Na noże, czyli nowy film Riana Johnsona był prawdziwym hitem 2019 roku, zarabiając w kasie ponad 300 mln dolarów i zbierając bardzo dobre recenzje widzów i krytyków. Dystrybucją projektu zajęło się Lionsgate. Jednak pełne prawa do potencjalnych kontynuacji zachował Johnson. Wtedy do gry włączył się Netflix i ostatecznie drugą i trzecią część przygód Benoit Blanca zobaczymy w ofercie platformy.
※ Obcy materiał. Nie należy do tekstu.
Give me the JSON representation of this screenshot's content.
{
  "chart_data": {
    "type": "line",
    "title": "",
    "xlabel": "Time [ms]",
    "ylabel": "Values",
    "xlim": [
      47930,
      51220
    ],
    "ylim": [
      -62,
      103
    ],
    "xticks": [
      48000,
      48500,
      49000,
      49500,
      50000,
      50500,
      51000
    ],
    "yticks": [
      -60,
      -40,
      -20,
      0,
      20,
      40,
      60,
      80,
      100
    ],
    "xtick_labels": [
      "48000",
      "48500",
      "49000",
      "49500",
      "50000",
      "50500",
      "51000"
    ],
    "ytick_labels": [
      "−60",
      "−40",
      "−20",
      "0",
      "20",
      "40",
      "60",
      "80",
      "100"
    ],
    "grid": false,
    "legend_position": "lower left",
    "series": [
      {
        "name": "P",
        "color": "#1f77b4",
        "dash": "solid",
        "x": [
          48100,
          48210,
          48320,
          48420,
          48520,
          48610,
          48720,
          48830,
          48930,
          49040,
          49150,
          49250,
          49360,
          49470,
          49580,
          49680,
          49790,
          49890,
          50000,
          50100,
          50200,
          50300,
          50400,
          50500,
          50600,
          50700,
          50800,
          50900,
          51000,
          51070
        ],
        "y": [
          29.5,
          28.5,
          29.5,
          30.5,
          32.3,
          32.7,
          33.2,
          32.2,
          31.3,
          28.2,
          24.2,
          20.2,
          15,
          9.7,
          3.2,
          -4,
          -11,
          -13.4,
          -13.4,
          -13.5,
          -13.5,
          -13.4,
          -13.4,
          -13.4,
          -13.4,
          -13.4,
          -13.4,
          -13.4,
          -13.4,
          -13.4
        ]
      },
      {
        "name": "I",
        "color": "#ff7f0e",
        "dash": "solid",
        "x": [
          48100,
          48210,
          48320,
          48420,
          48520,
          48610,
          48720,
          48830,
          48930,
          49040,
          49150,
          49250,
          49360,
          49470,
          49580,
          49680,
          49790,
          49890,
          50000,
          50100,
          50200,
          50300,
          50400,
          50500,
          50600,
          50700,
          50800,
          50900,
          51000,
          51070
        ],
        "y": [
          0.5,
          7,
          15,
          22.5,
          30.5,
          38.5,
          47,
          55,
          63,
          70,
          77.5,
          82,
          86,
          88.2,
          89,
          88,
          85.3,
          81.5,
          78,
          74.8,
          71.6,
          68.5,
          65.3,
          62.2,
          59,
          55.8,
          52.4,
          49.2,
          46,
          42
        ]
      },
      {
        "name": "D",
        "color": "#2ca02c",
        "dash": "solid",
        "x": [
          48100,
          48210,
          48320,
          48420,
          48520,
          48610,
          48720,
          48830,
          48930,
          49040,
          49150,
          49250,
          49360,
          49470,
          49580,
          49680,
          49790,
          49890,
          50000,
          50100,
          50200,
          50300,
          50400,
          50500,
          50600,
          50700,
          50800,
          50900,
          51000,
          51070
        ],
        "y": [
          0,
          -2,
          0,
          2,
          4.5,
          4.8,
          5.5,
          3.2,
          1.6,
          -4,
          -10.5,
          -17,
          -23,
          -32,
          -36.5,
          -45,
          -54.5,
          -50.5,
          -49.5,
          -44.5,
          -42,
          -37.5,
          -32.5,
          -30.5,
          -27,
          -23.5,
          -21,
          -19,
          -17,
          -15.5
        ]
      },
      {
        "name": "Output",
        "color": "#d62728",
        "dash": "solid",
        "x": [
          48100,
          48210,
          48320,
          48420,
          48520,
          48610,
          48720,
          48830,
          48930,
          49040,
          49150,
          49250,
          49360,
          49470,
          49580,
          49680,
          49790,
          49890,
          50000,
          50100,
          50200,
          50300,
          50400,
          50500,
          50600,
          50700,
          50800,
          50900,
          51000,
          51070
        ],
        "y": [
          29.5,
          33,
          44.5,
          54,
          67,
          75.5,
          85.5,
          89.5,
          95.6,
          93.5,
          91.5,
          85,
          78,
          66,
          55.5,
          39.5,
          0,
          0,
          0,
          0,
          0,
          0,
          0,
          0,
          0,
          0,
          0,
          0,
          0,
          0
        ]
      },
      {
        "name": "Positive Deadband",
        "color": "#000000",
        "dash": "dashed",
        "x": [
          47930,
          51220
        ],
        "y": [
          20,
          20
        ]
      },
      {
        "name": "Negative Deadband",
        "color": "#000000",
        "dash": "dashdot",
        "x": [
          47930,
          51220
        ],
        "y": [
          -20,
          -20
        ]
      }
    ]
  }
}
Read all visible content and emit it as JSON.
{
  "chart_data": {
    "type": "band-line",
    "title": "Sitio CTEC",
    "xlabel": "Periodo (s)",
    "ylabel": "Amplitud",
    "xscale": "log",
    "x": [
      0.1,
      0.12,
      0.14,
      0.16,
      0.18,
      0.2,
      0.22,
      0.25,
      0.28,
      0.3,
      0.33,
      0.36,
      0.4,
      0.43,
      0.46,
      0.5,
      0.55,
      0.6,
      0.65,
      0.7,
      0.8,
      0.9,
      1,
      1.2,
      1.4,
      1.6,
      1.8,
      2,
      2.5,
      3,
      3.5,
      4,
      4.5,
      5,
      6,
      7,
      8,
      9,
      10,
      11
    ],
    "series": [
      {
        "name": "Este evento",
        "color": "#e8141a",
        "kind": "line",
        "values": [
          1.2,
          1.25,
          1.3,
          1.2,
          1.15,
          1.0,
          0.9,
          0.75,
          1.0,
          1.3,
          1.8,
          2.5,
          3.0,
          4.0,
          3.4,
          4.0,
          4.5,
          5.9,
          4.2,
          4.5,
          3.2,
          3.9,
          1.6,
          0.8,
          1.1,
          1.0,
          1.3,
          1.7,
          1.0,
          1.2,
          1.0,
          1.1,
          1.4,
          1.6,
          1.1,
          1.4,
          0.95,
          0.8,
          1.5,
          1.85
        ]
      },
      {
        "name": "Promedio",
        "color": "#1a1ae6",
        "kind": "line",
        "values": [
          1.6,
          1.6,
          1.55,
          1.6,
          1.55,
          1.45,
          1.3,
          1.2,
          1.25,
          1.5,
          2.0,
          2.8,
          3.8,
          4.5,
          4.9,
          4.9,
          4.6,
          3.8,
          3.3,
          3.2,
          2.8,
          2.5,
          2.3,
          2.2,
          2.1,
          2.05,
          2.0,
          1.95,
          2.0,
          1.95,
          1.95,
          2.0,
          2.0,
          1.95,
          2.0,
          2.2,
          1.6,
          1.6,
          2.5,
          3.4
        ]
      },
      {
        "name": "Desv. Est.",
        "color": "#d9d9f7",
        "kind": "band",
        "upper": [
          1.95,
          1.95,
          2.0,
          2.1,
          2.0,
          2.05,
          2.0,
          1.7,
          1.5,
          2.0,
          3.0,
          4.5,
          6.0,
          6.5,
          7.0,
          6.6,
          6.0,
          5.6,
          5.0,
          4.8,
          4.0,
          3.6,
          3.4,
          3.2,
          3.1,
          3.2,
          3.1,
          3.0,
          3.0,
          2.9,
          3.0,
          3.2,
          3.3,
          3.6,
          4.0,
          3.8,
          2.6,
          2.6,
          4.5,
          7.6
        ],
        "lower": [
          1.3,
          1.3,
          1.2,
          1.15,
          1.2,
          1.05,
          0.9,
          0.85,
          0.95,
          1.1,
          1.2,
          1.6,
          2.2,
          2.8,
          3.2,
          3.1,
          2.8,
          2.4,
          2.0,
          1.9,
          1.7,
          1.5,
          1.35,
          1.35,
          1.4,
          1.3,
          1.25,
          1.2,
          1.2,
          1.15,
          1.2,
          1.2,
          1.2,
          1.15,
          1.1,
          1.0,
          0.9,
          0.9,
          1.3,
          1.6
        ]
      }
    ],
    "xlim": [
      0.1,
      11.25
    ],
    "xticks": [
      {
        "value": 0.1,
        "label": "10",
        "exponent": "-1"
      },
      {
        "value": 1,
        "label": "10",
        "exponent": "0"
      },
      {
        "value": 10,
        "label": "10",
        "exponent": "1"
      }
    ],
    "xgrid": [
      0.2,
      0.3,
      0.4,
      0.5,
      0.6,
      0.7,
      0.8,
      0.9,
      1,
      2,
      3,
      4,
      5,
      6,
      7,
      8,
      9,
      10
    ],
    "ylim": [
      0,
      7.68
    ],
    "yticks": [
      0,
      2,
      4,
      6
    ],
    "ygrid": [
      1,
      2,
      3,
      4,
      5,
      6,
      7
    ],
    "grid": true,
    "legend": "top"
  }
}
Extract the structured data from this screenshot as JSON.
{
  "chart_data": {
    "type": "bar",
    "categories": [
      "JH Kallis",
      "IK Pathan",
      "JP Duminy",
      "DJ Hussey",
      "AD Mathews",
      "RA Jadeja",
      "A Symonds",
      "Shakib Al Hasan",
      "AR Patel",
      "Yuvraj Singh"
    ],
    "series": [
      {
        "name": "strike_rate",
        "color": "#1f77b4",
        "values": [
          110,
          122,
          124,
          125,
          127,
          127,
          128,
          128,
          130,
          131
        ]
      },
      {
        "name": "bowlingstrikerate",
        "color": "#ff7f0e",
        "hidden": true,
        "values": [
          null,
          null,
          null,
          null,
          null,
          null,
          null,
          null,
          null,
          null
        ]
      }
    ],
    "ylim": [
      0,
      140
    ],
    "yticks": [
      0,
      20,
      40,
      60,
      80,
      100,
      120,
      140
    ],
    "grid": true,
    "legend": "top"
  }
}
Przemawiając na SeriesFest w Denver, dyrektor generalny Lionsgate, Jon Feltheimer, opowiedział jak streamingowy gigant wyrwał im serię z rąk. Zdradził, że Netflix dwukrotnie przebił limit studia, jeśli chodzi o kwotę za prawa do kontynuacji.

Na noże - Lionsgate i oferta współpracy
Szef Lionsgate wyjawił również, że jego wytwórnia zgłosiła się do Netflixa z ofertą. Chcieli użyczyć im praw do pierwszej części w zamian za współpracę przy dystrybucji kolejnych odsłon, przenosząc trylogię na "lukratywne rynki pomocnicze", czyli najprawdopodobniej chodziło również o wypuszczenie filmów w kinach na świecie. Netflix jednak nie zgodził się na propozycję.
Dla przypomnienia druga część przygód detektywa Benoit Blanca trafi do oferty platformy jeszcze w 2022 roku.